Fitting Low-Resolution Protein Structures into Cryo-EM Density Maps by Multiobjective Optimization of Global and Local Correlations

The rigid-body fitting of predicted structural models into cryo-electron microscopy (cryo-EM) density maps is a necessary procedure for density map-guided protein structure determination and prediction. We proposed a novel multiobjective optimization protocol, MOFIT, which performs a rigid-body density-map fitting based on particle swarm optimization (PSO). MOFIT was tested on a large set of 292 nonhomologous single-domain proteins.

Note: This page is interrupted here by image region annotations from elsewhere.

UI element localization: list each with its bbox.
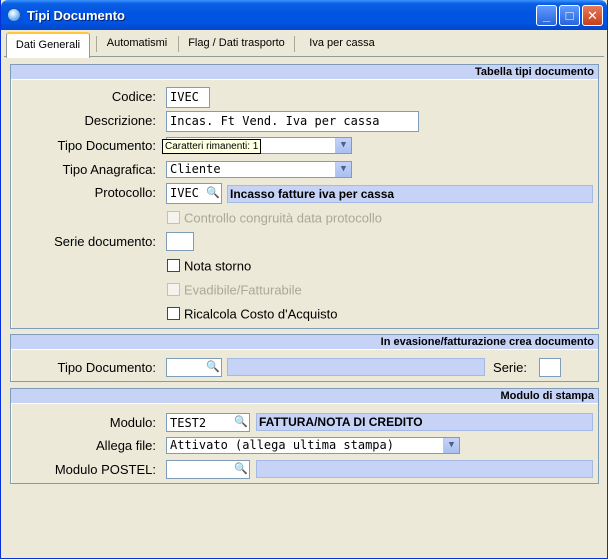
tipo-anagrafica-label: Tipo Anagrafica: xyxy=(62,162,156,177)
protocollo-label: Protocollo: xyxy=(94,185,156,200)
section-header: Tabella tipi documento xyxy=(11,65,598,80)
ricalcola-checkbox[interactable] xyxy=(167,307,180,321)
descrizione-field[interactable]: Incas. Ft Vend. Iva per cassa xyxy=(166,111,419,132)
modulo-postel-label: Modulo POSTEL: xyxy=(54,462,156,477)
serie-field[interactable] xyxy=(539,358,561,377)
magnifier-icon[interactable]: 🔍 xyxy=(206,186,220,200)
chevron-down-icon[interactable]: ▼ xyxy=(443,438,459,453)
protocollo-value: IVEC xyxy=(170,186,199,200)
minimize-button[interactable]: _ xyxy=(536,5,557,26)
codice-label: Codice: xyxy=(111,89,156,104)
modulo-value: TEST2 xyxy=(170,416,207,430)
modulo-field[interactable]: TEST2 🔍 xyxy=(166,413,250,432)
nota-storno-checkbox-row[interactable]: Nota storno xyxy=(167,258,251,274)
allega-file-value: Attivato (allega ultima stampa) xyxy=(170,438,394,452)
tipo-documento-evasione-field[interactable]: 🔍 xyxy=(166,358,222,377)
tipo-documento-evasione-label: Tipo Documento: xyxy=(57,360,156,375)
controllo-congruita-label: Controllo congruità data protocollo xyxy=(184,210,383,226)
chevron-down-icon[interactable]: ▼ xyxy=(335,162,351,177)
modulo-description: FATTURA/NOTA DI CREDITO xyxy=(256,413,593,431)
tab-iva-per-cassa[interactable]: Iva per cassa xyxy=(295,32,389,57)
section-evasione-fatturazione: In evasione/fatturazione crea documento … xyxy=(10,334,599,382)
codice-field[interactable]: IVEC xyxy=(166,87,210,108)
ricalcola-checkbox-row[interactable]: Ricalcola Costo d'Acquisto xyxy=(167,306,338,322)
section-tabella-tipi-documento: Tabella tipi documento Codice: IVEC Desc… xyxy=(10,64,599,329)
serie-documento-label: Serie documento: xyxy=(54,234,156,249)
modulo-postel-description xyxy=(256,460,593,478)
section-header: Modulo di stampa xyxy=(11,389,598,404)
descrizione-label: Descrizione: xyxy=(84,113,156,128)
maximize-button[interactable]: □ xyxy=(559,5,580,26)
window-title: Tipi Documento xyxy=(27,8,125,23)
tab-dati-generali[interactable]: Dati Generali xyxy=(6,32,90,58)
modulo-label: Modulo: xyxy=(109,415,156,430)
allega-file-select[interactable]: Attivato (allega ultima stampa) ▼ xyxy=(166,437,460,454)
section-modulo-di-stampa: Modulo di stampa Modulo: TEST2 🔍 FATTURA… xyxy=(10,388,599,484)
evadibile-checkbox xyxy=(167,283,180,297)
modulo-postel-field[interactable]: 🔍 xyxy=(166,460,250,479)
magnifier-icon[interactable]: 🔍 xyxy=(234,415,248,429)
tab-automatismi[interactable]: Automatismi xyxy=(97,32,177,57)
controllo-congruita-checkbox-row: Controllo congruità data protocollo xyxy=(167,210,382,226)
section-header: In evasione/fatturazione crea documento xyxy=(11,335,598,350)
tab-bar: Dati Generali Automatismi Flag / Dati tr… xyxy=(4,31,604,58)
nota-storno-label: Nota storno xyxy=(184,258,252,274)
magnifier-icon[interactable]: 🔍 xyxy=(206,360,220,374)
controllo-congruita-checkbox xyxy=(167,211,180,225)
tipo-anagrafica-select[interactable]: Cliente ▼ xyxy=(166,161,352,178)
tipo-anagrafica-value: Cliente xyxy=(170,162,221,176)
tipo-documento-label: Tipo Documento: xyxy=(57,138,156,153)
serie-label: Serie: xyxy=(493,360,527,375)
window: Tipi Documento _ □ ✕ Dati Generali Autom… xyxy=(0,0,608,559)
chevron-down-icon[interactable]: ▼ xyxy=(335,138,351,153)
protocollo-field[interactable]: IVEC 🔍 xyxy=(166,183,222,204)
app-icon xyxy=(7,8,21,22)
title-bar[interactable]: Tipi Documento _ □ ✕ xyxy=(1,0,607,30)
nota-storno-checkbox[interactable] xyxy=(167,259,180,273)
evadibile-label: Evadibile/Fatturabile xyxy=(184,282,302,298)
evadibile-checkbox-row: Evadibile/Fatturabile xyxy=(167,282,302,298)
tooltip-caratteri-rimanenti: Caratteri rimanenti: 1 xyxy=(162,139,262,154)
magnifier-icon[interactable]: 🔍 xyxy=(234,462,248,476)
protocollo-description: Incasso fatture iva per cassa xyxy=(227,185,593,203)
close-button[interactable]: ✕ xyxy=(582,5,603,26)
allega-file-label: Allega file: xyxy=(96,438,156,453)
ricalcola-label: Ricalcola Costo d'Acquisto xyxy=(184,306,338,322)
tab-flag-dati-trasporto[interactable]: Flag / Dati trasporto xyxy=(179,32,294,57)
tipo-documento-evasione-description xyxy=(227,358,485,376)
serie-documento-field[interactable] xyxy=(166,232,194,251)
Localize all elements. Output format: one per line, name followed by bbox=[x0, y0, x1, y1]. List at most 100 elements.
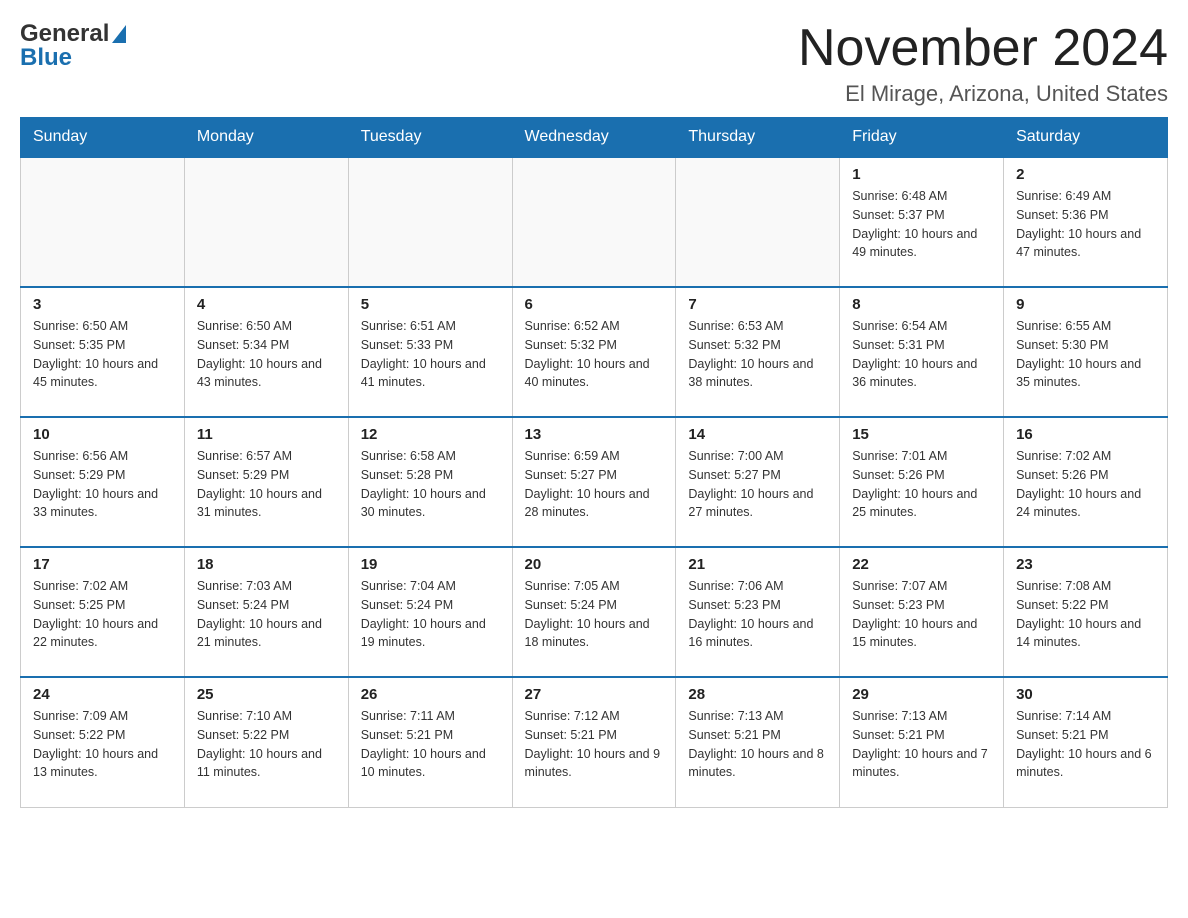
calendar-cell: 5 Sunrise: 6:51 AMSunset: 5:33 PMDaylight… bbox=[348, 287, 512, 417]
day-info: Sunrise: 7:11 AMSunset: 5:21 PMDaylight:… bbox=[361, 707, 500, 782]
calendar-cell: 19Sunrise: 7:04 AMSunset: 5:24 PMDayligh… bbox=[348, 547, 512, 677]
day-info: Sunrise: 7:09 AMSunset: 5:22 PMDaylight:… bbox=[33, 707, 172, 782]
calendar-cell bbox=[676, 157, 840, 287]
day-number: 7 bbox=[688, 296, 827, 313]
day-info: Sunrise: 7:00 AMSunset: 5:27 PMDaylight:… bbox=[688, 447, 827, 522]
calendar-cell: 17 Sunrise: 7:02 AMSunset: 5:25 PMDayligh… bbox=[21, 547, 185, 677]
calendar-cell: 8Sunrise: 6:54 AMSunset: 5:31 PMDaylight… bbox=[840, 287, 1004, 417]
day-info: Sunrise: 6:52 AMSunset: 5:32 PMDaylight:… bbox=[525, 317, 664, 392]
day-number: 4 bbox=[197, 296, 336, 313]
day-number: 12 bbox=[361, 426, 500, 443]
logo-line2: Blue bbox=[20, 44, 126, 72]
calendar-cell: 29Sunrise: 7:13 AMSunset: 5:21 PMDayligh… bbox=[840, 677, 1004, 807]
day-info: Sunrise: 7:06 AMSunset: 5:23 PMDaylight:… bbox=[688, 577, 827, 652]
day-info: Sunrise: 6:48 AMSunset: 5:37 PMDaylight:… bbox=[852, 187, 991, 262]
calendar-cell: 23 Sunrise: 7:08 AMSunset: 5:22 PMDayligh… bbox=[1004, 547, 1168, 677]
calendar-cell: 11 Sunrise: 6:57 AMSunset: 5:29 PMDayligh… bbox=[184, 417, 348, 547]
subtitle: El Mirage, Arizona, United States bbox=[798, 81, 1168, 107]
day-number: 24 bbox=[33, 686, 172, 703]
day-number: 27 bbox=[525, 686, 664, 703]
day-number: 26 bbox=[361, 686, 500, 703]
calendar-cell: 26 Sunrise: 7:11 AMSunset: 5:21 PMDayligh… bbox=[348, 677, 512, 807]
day-number: 22 bbox=[852, 556, 991, 573]
day-number: 23 bbox=[1016, 556, 1155, 573]
calendar-table: SundayMondayTuesdayWednesdayThursdayFrid… bbox=[20, 117, 1168, 808]
day-info: Sunrise: 6:55 AMSunset: 5:30 PMDaylight:… bbox=[1016, 317, 1155, 392]
day-info: Sunrise: 7:03 AMSunset: 5:24 PMDaylight:… bbox=[197, 577, 336, 652]
day-info: Sunrise: 7:01 AMSunset: 5:26 PMDaylight:… bbox=[852, 447, 991, 522]
calendar-cell: 12 Sunrise: 6:58 AMSunset: 5:28 PMDayligh… bbox=[348, 417, 512, 547]
calendar-cell: 3Sunrise: 6:50 AMSunset: 5:35 PMDaylight… bbox=[21, 287, 185, 417]
day-info: Sunrise: 6:59 AMSunset: 5:27 PMDaylight:… bbox=[525, 447, 664, 522]
calendar-cell: 30 Sunrise: 7:14 AMSunset: 5:21 PMDayligh… bbox=[1004, 677, 1168, 807]
day-number: 8 bbox=[852, 296, 991, 313]
calendar-header-monday: Monday bbox=[184, 118, 348, 158]
day-number: 1 bbox=[852, 166, 991, 183]
calendar-cell: 20 Sunrise: 7:05 AMSunset: 5:24 PMDayligh… bbox=[512, 547, 676, 677]
logo-blue-text: Blue bbox=[20, 44, 72, 71]
day-info: Sunrise: 6:51 AMSunset: 5:33 PMDaylight:… bbox=[361, 317, 500, 392]
calendar-header-saturday: Saturday bbox=[1004, 118, 1168, 158]
day-info: Sunrise: 7:02 AMSunset: 5:26 PMDaylight:… bbox=[1016, 447, 1155, 522]
calendar-cell: 14 Sunrise: 7:00 AMSunset: 5:27 PMDayligh… bbox=[676, 417, 840, 547]
calendar-cell: 22Sunrise: 7:07 AMSunset: 5:23 PMDayligh… bbox=[840, 547, 1004, 677]
title-block: November 2024 El Mirage, Arizona, United… bbox=[798, 20, 1168, 107]
calendar-cell: 21 Sunrise: 7:06 AMSunset: 5:23 PMDayligh… bbox=[676, 547, 840, 677]
day-number: 20 bbox=[525, 556, 664, 573]
calendar-cell: 1 Sunrise: 6:48 AMSunset: 5:37 PMDaylight… bbox=[840, 157, 1004, 287]
calendar-header-sunday: Sunday bbox=[21, 118, 185, 158]
calendar-cell: 25 Sunrise: 7:10 AMSunset: 5:22 PMDayligh… bbox=[184, 677, 348, 807]
day-number: 11 bbox=[197, 426, 336, 443]
calendar-cell: 2Sunrise: 6:49 AMSunset: 5:36 PMDaylight… bbox=[1004, 157, 1168, 287]
day-number: 10 bbox=[33, 426, 172, 443]
day-number: 18 bbox=[197, 556, 336, 573]
day-number: 30 bbox=[1016, 686, 1155, 703]
calendar-cell: 16 Sunrise: 7:02 AMSunset: 5:26 PMDayligh… bbox=[1004, 417, 1168, 547]
calendar-week-5: 24 Sunrise: 7:09 AMSunset: 5:22 PMDayligh… bbox=[21, 677, 1168, 807]
calendar-header-tuesday: Tuesday bbox=[348, 118, 512, 158]
calendar-week-3: 10 Sunrise: 6:56 AMSunset: 5:29 PMDayligh… bbox=[21, 417, 1168, 547]
calendar-cell: 24 Sunrise: 7:09 AMSunset: 5:22 PMDayligh… bbox=[21, 677, 185, 807]
calendar-cell bbox=[348, 157, 512, 287]
day-number: 25 bbox=[197, 686, 336, 703]
main-title: November 2024 bbox=[798, 20, 1168, 77]
day-info: Sunrise: 6:50 AMSunset: 5:34 PMDaylight:… bbox=[197, 317, 336, 392]
page-header: General Blue November 2024 El Mirage, Ar… bbox=[20, 20, 1168, 107]
day-info: Sunrise: 6:56 AMSunset: 5:29 PMDaylight:… bbox=[33, 447, 172, 522]
day-number: 16 bbox=[1016, 426, 1155, 443]
calendar-cell bbox=[21, 157, 185, 287]
day-info: Sunrise: 7:13 AMSunset: 5:21 PMDaylight:… bbox=[852, 707, 991, 782]
day-info: Sunrise: 7:10 AMSunset: 5:22 PMDaylight:… bbox=[197, 707, 336, 782]
day-number: 13 bbox=[525, 426, 664, 443]
calendar-cell bbox=[512, 157, 676, 287]
day-number: 5 bbox=[361, 296, 500, 313]
logo-arrow-icon bbox=[112, 25, 126, 43]
day-number: 28 bbox=[688, 686, 827, 703]
day-info: Sunrise: 6:57 AMSunset: 5:29 PMDaylight:… bbox=[197, 447, 336, 522]
day-info: Sunrise: 6:49 AMSunset: 5:36 PMDaylight:… bbox=[1016, 187, 1155, 262]
day-number: 9 bbox=[1016, 296, 1155, 313]
day-info: Sunrise: 6:58 AMSunset: 5:28 PMDaylight:… bbox=[361, 447, 500, 522]
day-number: 21 bbox=[688, 556, 827, 573]
calendar-header-thursday: Thursday bbox=[676, 118, 840, 158]
calendar-week-2: 3Sunrise: 6:50 AMSunset: 5:35 PMDaylight… bbox=[21, 287, 1168, 417]
calendar-week-1: 1 Sunrise: 6:48 AMSunset: 5:37 PMDaylight… bbox=[21, 157, 1168, 287]
day-info: Sunrise: 7:14 AMSunset: 5:21 PMDaylight:… bbox=[1016, 707, 1155, 782]
calendar-cell: 27Sunrise: 7:12 AMSunset: 5:21 PMDayligh… bbox=[512, 677, 676, 807]
day-number: 17 bbox=[33, 556, 172, 573]
calendar-week-4: 17 Sunrise: 7:02 AMSunset: 5:25 PMDayligh… bbox=[21, 547, 1168, 677]
day-number: 6 bbox=[525, 296, 664, 313]
day-number: 15 bbox=[852, 426, 991, 443]
day-info: Sunrise: 6:53 AMSunset: 5:32 PMDaylight:… bbox=[688, 317, 827, 392]
day-number: 14 bbox=[688, 426, 827, 443]
day-info: Sunrise: 7:02 AMSunset: 5:25 PMDaylight:… bbox=[33, 577, 172, 652]
calendar-cell: 4 Sunrise: 6:50 AMSunset: 5:34 PMDaylight… bbox=[184, 287, 348, 417]
day-info: Sunrise: 7:05 AMSunset: 5:24 PMDaylight:… bbox=[525, 577, 664, 652]
day-number: 19 bbox=[361, 556, 500, 573]
calendar-cell: 10 Sunrise: 6:56 AMSunset: 5:29 PMDayligh… bbox=[21, 417, 185, 547]
calendar-cell: 6 Sunrise: 6:52 AMSunset: 5:32 PMDaylight… bbox=[512, 287, 676, 417]
day-info: Sunrise: 7:08 AMSunset: 5:22 PMDaylight:… bbox=[1016, 577, 1155, 652]
calendar-header-wednesday: Wednesday bbox=[512, 118, 676, 158]
calendar-header-friday: Friday bbox=[840, 118, 1004, 158]
calendar-cell: 18 Sunrise: 7:03 AMSunset: 5:24 PMDayligh… bbox=[184, 547, 348, 677]
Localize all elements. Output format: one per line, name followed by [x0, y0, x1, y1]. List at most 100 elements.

Starting from structural models predicted by I-TASSER, MOFIT achieved an average coordinate root-meansquare deviation of 2.46 angstrom, which was 1.57, 2.79, and 3.95 angstrom lower than three leading single-objective function-based methods, where the differences were statistically significant with p-values of 1.65 x 10(-6), 6.36 X 10(-8), and 6.44 X 10(-11) calculated using two-tail Student's t tests. Detailed analyses showed that the major advantages of MOFIT lie in the multiobjective protocol and the extensive PSO search simulations guided by the composite objective functions, which integrates complementary correlation coefficients from the global structure, local fragments, and individual residues with the cryo-EM density maps.

Automated summary

The newly proposed MOFIT protocol utilizes particle swarm optimization to perform rigid-body fitting of cryo-EM density maps, showcasing superior results compared to single-objective function-based methods. The key advantages of MOFIT lie in its multiobjective approach and extensive PSO search simulations, integrating various correlation coefficients for a comprehensive fitting guided by composite objective functions.